Question

Filtering de novo transcriptomes - finding transcripts present in N samples

1

Entering edit mode

8.7 years ago

m.fletcher ▴ 20

Gidday,

I've been running de novo transcriptome assembly on a large set of RNA-seq data (n=48 samples).

I'd like to combine the per-sample assemblies into a meta-assembly (representing potential novel transcripts present in the entire sample set) that I can use for downstream analyses.

Due to the general noisiness of RNAseq and assembly, I would like to filter out transcripts that are present in < 5 samples. From what I've found, Bedtools Compare Multiple Bed Files? suggests a solution using bedtools multiinter that would identify intervals present in N samples. However, the toy example given there shows intervals being split up based on the #samples that have the interval - ideally, my solution would keep the longest interval within which the samples with matches fall (this would correspond to keeping the longest transcript covering the region in question).

My question is: are there other approaches possible? Is there a way to do this using e.g. GRanges in R?

Right now my plan would be to

Remove transcripts corresponding to the reference transcriptome
Use bedtools multiinter on my full set of assemblies
Take the intervals where >=5 samples overlap
For each interval, extract the relevant transcripts from the samples which have an overlap
Take the longest transcript from each of these
Use cuffcompare or cuffmerge with the reference transcriptome and the unannotated transcripts from step 4 -> gives a final, filtered high-confidence transcriptome.

However, if there's something out there which could do the whole workflow automagically, that would be grand.

Any thoughts and suggestions greatly appreciated, and thanks in advance!

RNA-Seq assembly • 2.8k views

ADD COMMENT • link updated 18 months ago by Ram 43k • written 8.7 years ago by m.fletcher ▴ 20

0

Entering edit mode

Try renaming your headers in each of the assembly.
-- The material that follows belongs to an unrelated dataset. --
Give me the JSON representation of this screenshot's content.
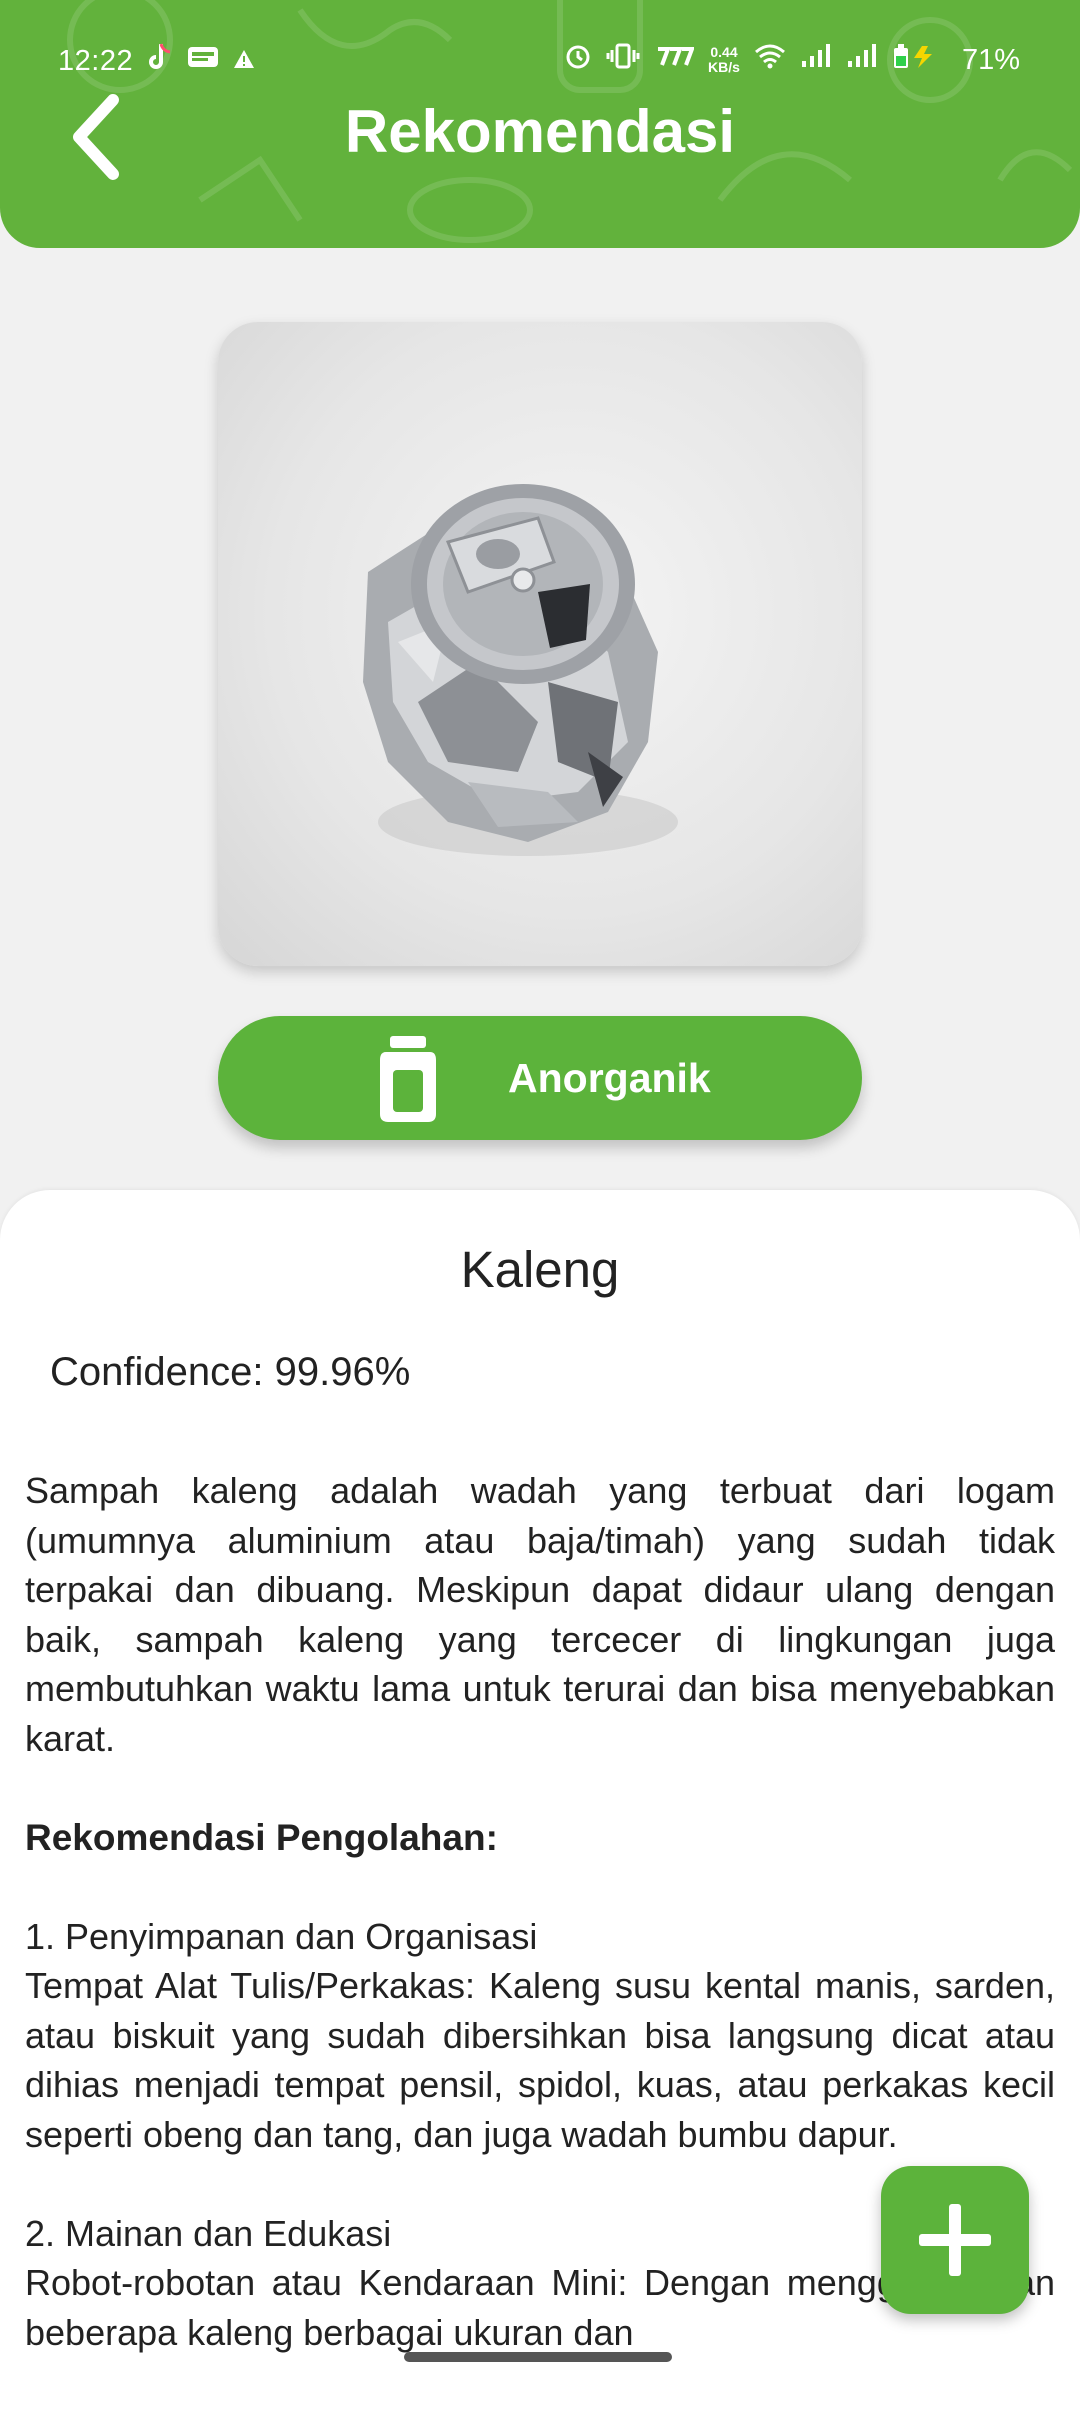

For example, sample1 assembly should have transcripts with name >sample1_contig_id1, >sample1_contig_id2. Similarly for sample 2, with >sample2_contig_id1, >sample2_contig_id2, .. so on. (A simple sed command should do this)

Then cluster them using cd-hit-est in such a way that the shorter transcripts with certain %identity and with %coverage would collapse into the longest contig. Those contigs which are present in multiple assemblies will form a bigger cluster. You can look into it and pick the clusters which have contigs from at least different samples.

Because cd-hit-est selects the representative you should be able to use that non-redundant fasta (depends on parameters) for further analysis.

ADD REPLY • link updated 18 months ago by Ram 43k • written 8.7 years ago by Prakki Rama ★ 2.7k

0

Entering edit mode

Thanks, I will definitely try that approach out also!

ADD REPLY • link 8.7 years ago by m.fletcher ▴ 20

score 0 · Answer 1 · 2016-04-22

M.fletcher,

I'd use cd-hit-est followed by cap3 to provide a condensed overlap layout re-assembly after de novo assembly...then...

Are you familiar with R? Surely you can do an RSEM run, build a matrix. filter the matrix based on your criteria, and remove such transcripts? I'm sure this can also be done using perl and python, although i'm not familiar with them languages too much.